Author(s)
Travis Peng
Pooja Swami
Zack Goldman
Jose F. Palacios
Matthew I. Saleem
Carol Wang
Joseph Tarr
Nicholas Bastidas
Lee P. Smith
Daniel Grande
Affiliation(s)
Northwell Health (Peng, Swami, Goldman, Palacios, Saleem, Wang, Bastidas, Smith, Grande); Donald and Barbara Zucker School of Medicine (Peng, Palacios, Saleem, Wang, Bastidas, Smith, Grande); Orthopaedic Research Laboratory, Feinstein Institute for Medical Research (Peng, Swami, Goldman, Saleem, Grande);
Abstract:
Background: Cadaveric costal cartilage (CCC) allografts offer a promising treatment avenue for facial plastic reconstruction. However, the integration of these implants at a cellular level is not well studied.
Learning Objectives:
Discuss host cell integration in CCC implants and their therapeutic potential.
Study objective:
Assess host cell migration into subcutaneously implanted CCC grafts.
Design Type:
Pre-Clinical Animal Study
Methods: Ubiquitin-GFP transgenic mice were subcutaneously implanted with pellets shaped from irradiated cadaveric costal cartilage (MTF Biologics). The implants were retrieved at 2- and 4-week timepoints following implantation and compared to non-implanted CCC maintained in media. Implants were stained with Safranin-O, anti-GFP antibody, and anti-human antibody (negative control) and analyzed with brightfield microscopy.
Results:
A total of 6 mice (n=3 at each time point) were implanted with 4 pellets each. Brightfield microscopy showed a clear GFP signal within the pellet compared to control. Safranin-O staining showed lack of positive stain in a similar pattern.
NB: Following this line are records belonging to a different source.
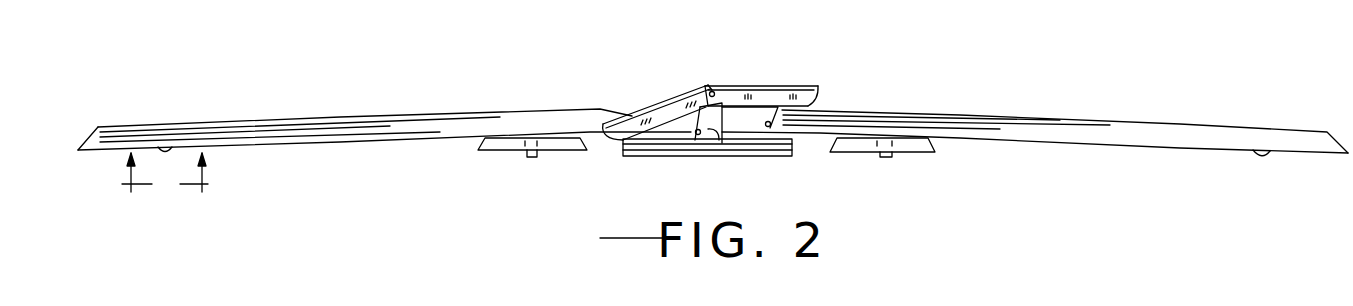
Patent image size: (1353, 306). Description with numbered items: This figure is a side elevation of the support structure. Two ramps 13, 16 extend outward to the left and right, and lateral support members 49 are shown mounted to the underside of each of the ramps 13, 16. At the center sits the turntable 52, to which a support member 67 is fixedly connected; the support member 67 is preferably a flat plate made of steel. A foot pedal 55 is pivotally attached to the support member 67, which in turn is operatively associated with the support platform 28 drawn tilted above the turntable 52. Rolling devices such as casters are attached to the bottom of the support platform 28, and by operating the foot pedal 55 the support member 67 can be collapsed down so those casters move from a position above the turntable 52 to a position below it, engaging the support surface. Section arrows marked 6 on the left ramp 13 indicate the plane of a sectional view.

The section line 6- 6 is at (164, 186).
The ramp 13 is at (367, 128).
The ramp 16 is at (1027, 128).
The support platform 28 is at (677, 125).
The lateral support member 49 is at (500, 146).
The turntable 52 is at (663, 147).
The foot pedal 55 is at (765, 95).
The support member 67 is at (727, 137).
Anti-human antibody was negative in both the implanted and control pellets.
Conclusion:
This pilot study suggests that host cells are able to migrate into CCC for eventual allograft integration after only 4 weeks in vivo. GFP staining confirmed host cell infiltration, which was further evidenced by a lack of anti-human antibody staining, showing definitively that cells were in fact from the host rather than from the donor. Safranin-O stain showed evidence of cartilage remodeling within the implant. These initial findings represent the host cell’s first steps towards integration of CCC implant into biologically functional cartilage.